00:00:10.880
Hi, I'm Chris Hoffman, and we're going to talk about services, specifically how to move from a seemingly intractable monolith to an ecosystem of services that you can operate well and sustainably. I work at UpToro; we're an e-commerce firm headquartered in DC. The only thing that's interesting about us is how we source our inventory: we aggregate retail returns.
00:00:25.980
If you're Best Buy, Target, or some other major retailer, you turn over your return merchandise to us. We test and grade everything that comes through our warehouse and determine, based on the client's recovery goals, whether we should resell it individually, in bulk, donate it, or recycle it. We sell items on a variety of online marketplaces, such as Amazon, Best Buy, eBay, and our own marketplace called Blinked.
00:00:44.789
Things ending in 'queue' will happen again. I don't know why we end things in 'queue' even after five and a half years; we just do. That's about all you need to know about the business model. So, I've been at UpToro for five and a half years. We still have a monolith, but we are increasingly moving towards an ecosystem of services around it.
00:01:08.580
Over that time, we've undertaken several service projects, and I've been involved in a bunch of them. They weren't all successes, so today I will talk about three of them, give you enough context about what we were trying to do, what we did wrong, what we did right, and finish up by providing some advice on what to do before starting any service projects.
00:01:30.030
I started in 2012 and walked into a company that was already trying to figure out how to break apart our model.
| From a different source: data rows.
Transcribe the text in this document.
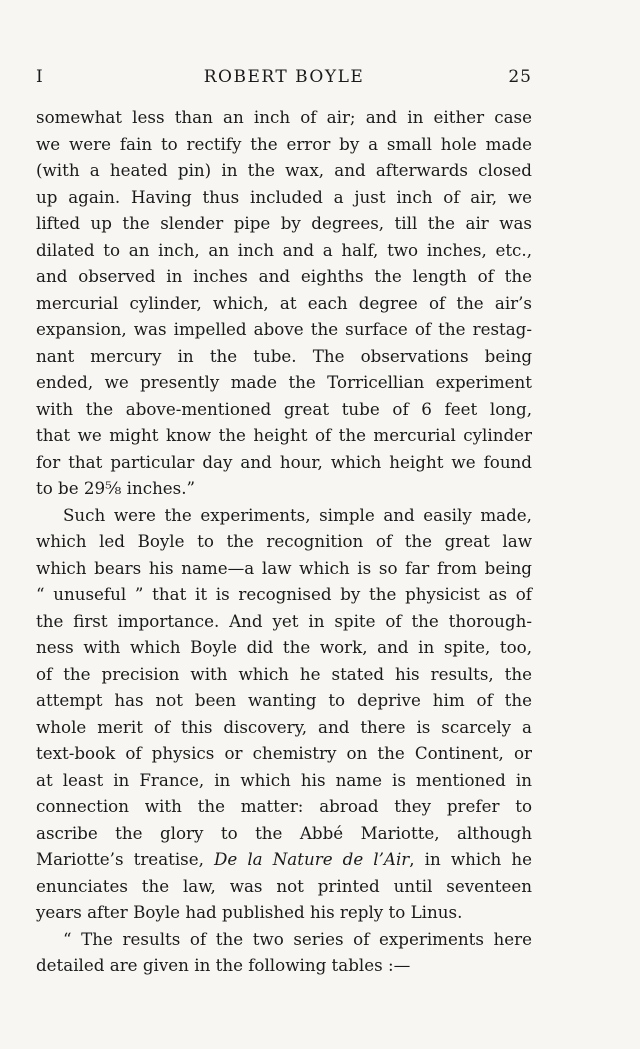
I	ROBERT BOYLE	25
somewhat less than an inch of air; and in either case
we were fain to rectify the error by a small hole made
(with a heated pin) in the wax, and afterwards closed
up again. Having thus included a just inch of air, we
lifted up the slender pipe by degrees, till the air was
dilated to an inch, an inch and a half, two inches, etc.,
and observed in inches and eighths the length of the
mercurial cylinder, which, at each degree of the air’s
expansion, was impelled above the surface of the restag-
nant mercury in the tube. The observations being
ended, we presently made the Torricellian experiment
with the above-mentioned great tube of 6 feet long,
that we might know the height of the mercurial cylinder
for that particular day and hour, which height we found
to be 29⅝ inches.”
Such were the experiments, simple and easily made,
which led Boyle to the recognition of the great law
which bears his name—a law which is so far from being
“ unuseful ” that it is recognised by the physicist as of
the first importance. And yet in spite of the thorough-
ness with which Boyle did the work, and in spite, too,
of the precision with which he stated his results, the
attempt has not been wanting to deprive him of the
whole merit of this discovery, and there is scarcely a
text-book of physics or chemistry on the Continent, or
at least in France, in which his name is mentioned in
connection with the matter: abroad they prefer to
ascribe the glory to the Abbé Mariotte, although
Mariotte’s treatise, De la Nature de l’Air, in which he
enunciates the law, was not printed until seventeen
years after Boyle had published his reply to Linus.
“ The results of the two series of experiments here
detailed are given in the following tables :—
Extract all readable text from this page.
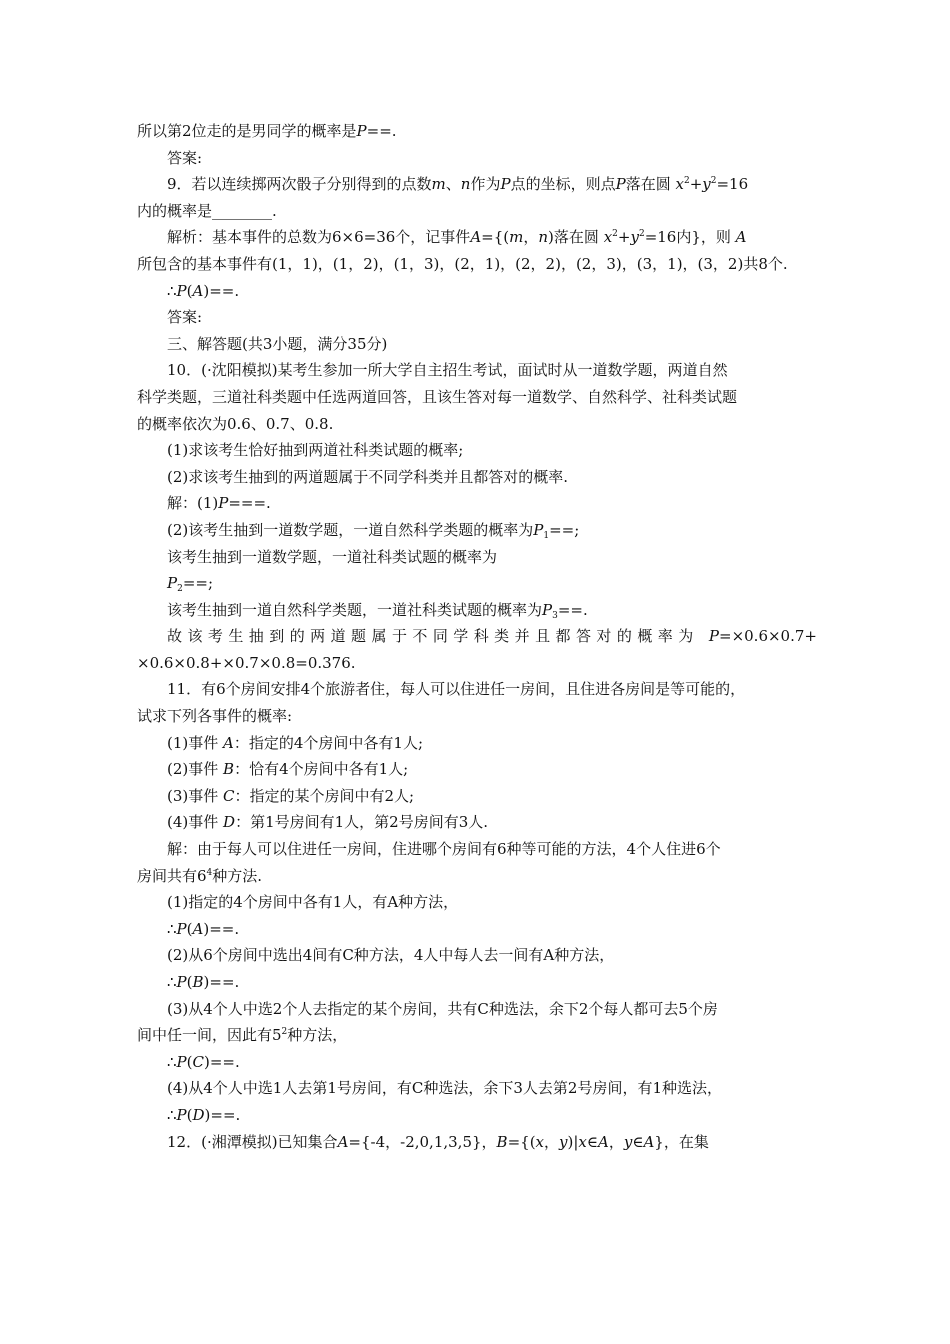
所以第2位走的是男同学的概率是P==.
答案:
9．若以连续掷两次骰子分别得到的点数m、n作为P点的坐标，则点P落在圆 $x^2+y^2=16$
内的概率是________.
解析：基本事件的总数为6×6=36个，记事件A={(m，n)落在圆 $x^2+y^2=16$内}，则 A
所包含的基本事件有(1，1)，(1，2)，(1，3)，(2，1)，(2，2)，(2，3)，(3，1)，(3，2)共8个.
∴P(A)==.
答案:
三、解答题(共3小题，满分35分)
10．(·沈阳模拟)某考生参加一所大学自主招生考试，面试时从一道数学题，两道自然
科学类题，三道社科类题中任选两道回答，且该生答对每一道数学、自然科学、社科类试题
的概率依次为0.6、0.7、0.8.
(1)求该考生恰好抽到两道社科类试题的概率;
(2)求该考生抽到的两道题属于不同学科类并且都答对的概率.
解：(1)P===.
(2)该考生抽到一道数学题，一道自然科学类题的概率为$P_1==$;
该考生抽到一道数学题，一道社科类试题的概率为
$P_2==$;
该考生抽到一道自然科学类题，一道社科类试题的概率为$P_3==$.
故该考生抽到的两道题属于不同学科类并且都答对的概率为 P=×0.6×0.7+
×0.6×0.8+×0.7×0.8=0.376.
11．有6个房间安排4个旅游者住，每人可以住进任一房间，且住进各房间是等可能的，
试求下列各事件的概率:
(1)事件 A：指定的4个房间中各有1人;
(2)事件 B：恰有4个房间中各有1人;
(3)事件 C：指定的某个房间中有2人;
(4)事件 D：第1号房间有1人，第2号房间有3人.
解：由于每人可以住进任一房间，住进哪个房间有6种等可能的方法，4个人住进6个
房间共有$6^4$种方法.
(1)指定的4个房间中各有1人，有A种方法，
∴P(A)==.
(2)从6个房间中选出4间有C种方法，4人中每人去一间有A种方法，
∴P(B)==.
(3)从4个人中选2个人去指定的某个房间，共有C种选法，余下2个每人都可去5个房
间中任一间，因此有$5^2$种方法，
∴P(C)==.
(4)从4个人中选1人去第1号房间，有C种选法，余下3人去第2号房间，有1种选法，
∴P(D)==.
12．(·湘潭模拟)已知集合A={-4，-2,0,1,3,5}，B={(x，y)|x∈A，y∈A}，在集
These conversations were happening when I got there, but we didn't actually give it a go until 2013. We started with authentication and authorization because that's easy, right? Well, not so much. With any multi-tenant software, authentication and authorization are never just about permissions. It's always more complex.
00:01:52.799
In our case specifically, authorization meant knowing not just what permissions a user has based on their user group but also who they are employed by and what warehouse they’re assigned to. Our software runs on hardware provided in our clients' warehouses, which presents an immediate problem for extracting things to an authentication service.
00:02:04.920
It’s very easy to identify that the user group permission model should be owned by authentication and not inventory. However, we faced a challenge across network boundaries, as the authentication service still needed to know the client warehouse to authorize a request. This relationship is vital because warehouses are central to our inventory management system.
00:02:34.051
Initially, we didn’t know nearly as much about distributed systems as we do now, so we didn’t resolve this data-sharing problem adequately. Instead, whenever inventory needed to authorize a request, it would ping the authentication service asking, 'Hey, is this person allowed to do this?' However, this was complicated by the fact that we had a completely locked application in staging.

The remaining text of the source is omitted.